Segera setelah itu, seorang pegawai perempuan menghampiri kami.

“Hari ini mohon kerja samanya. Ini kartu akses kalian,” katanya sambil menyerahkan kartu seperti name tag.

Dengan tegang, kami memasuki gedung megah itu dan melewati pintu masuk.

Inilah divisi pengembangan game Grup Hongo.

Hanya membayangkan bahwa mahakarya lahir di tempat ini saja sudah membuat tubuhku bergetar.

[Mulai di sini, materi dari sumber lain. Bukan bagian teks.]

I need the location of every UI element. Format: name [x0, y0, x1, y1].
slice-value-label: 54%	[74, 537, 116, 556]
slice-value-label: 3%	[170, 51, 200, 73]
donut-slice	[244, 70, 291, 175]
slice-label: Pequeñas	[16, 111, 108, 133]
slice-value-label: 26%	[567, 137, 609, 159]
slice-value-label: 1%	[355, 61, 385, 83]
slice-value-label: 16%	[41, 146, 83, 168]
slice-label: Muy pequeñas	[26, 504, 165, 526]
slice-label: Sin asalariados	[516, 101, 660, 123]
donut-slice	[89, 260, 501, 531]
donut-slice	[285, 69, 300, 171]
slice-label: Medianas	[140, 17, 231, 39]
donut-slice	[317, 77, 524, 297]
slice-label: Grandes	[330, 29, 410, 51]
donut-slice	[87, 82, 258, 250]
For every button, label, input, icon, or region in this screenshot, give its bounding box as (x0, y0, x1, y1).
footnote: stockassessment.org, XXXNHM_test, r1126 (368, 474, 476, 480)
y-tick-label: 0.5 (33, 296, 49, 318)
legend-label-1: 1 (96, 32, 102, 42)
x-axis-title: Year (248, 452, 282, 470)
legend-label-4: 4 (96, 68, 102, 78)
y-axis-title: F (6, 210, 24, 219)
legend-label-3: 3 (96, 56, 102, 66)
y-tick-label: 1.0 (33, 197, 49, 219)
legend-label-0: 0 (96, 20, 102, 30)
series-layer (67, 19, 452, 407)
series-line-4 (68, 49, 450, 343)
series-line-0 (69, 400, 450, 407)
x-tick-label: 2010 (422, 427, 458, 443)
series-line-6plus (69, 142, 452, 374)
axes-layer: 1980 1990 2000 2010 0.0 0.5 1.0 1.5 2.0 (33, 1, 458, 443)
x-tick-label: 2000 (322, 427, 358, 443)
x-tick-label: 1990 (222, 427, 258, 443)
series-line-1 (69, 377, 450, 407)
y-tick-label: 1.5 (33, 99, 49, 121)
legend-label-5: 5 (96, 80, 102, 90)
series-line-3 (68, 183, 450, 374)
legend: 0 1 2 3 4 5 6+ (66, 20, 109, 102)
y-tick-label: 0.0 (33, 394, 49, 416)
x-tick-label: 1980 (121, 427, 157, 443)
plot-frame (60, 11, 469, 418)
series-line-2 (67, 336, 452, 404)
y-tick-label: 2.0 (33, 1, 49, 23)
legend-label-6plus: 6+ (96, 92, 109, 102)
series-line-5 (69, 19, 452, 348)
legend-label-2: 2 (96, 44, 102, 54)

“Untuk hari ini, silakan berkunjung ke Divisi Produksi Pertama. Sebenarnya Hongo-san sendiri yang seharusnya menyambut kalian, tapi karena ada janji sebelumnya, beliau akan menyusul nanti. Sampai saat itu, saya yang akan memandu kalian. Maaf lupa memperkenalkan diri, saya Mizuki, sekretaris kepala divisi. Silakan tanya apa saja, ya.”

Seorang sekretaris cantik yang terlihat sangat kompeten.

Karena ia sekretaris kepala divisi, berarti ia adalah sekretaris Sugawara-san.

Rasanya seperti legenda itu makin dekat.

Pada periode ini, Grup Hongo sedang mengembangkan hardware game yang kelak menjadi legenda.

Dipimpin oleh Sugawara-san, mereka akan menciptakan konsol yang meledakkan jumlah pemain game secara besar-besaran.

Menyadari bahwa proyek itu sedang berlangsung di gedung ini membuatku makin gugup.

Divisi Produksi Pertama yang kami kunjungi kali ini adalah divisi pengembangan software game.

Dan bukan sembarang divisi—ini adalah studio legendaris yang dipenuhi para ace Grup Hongo.

Banyak orang di sini yang kelak disebut legenda.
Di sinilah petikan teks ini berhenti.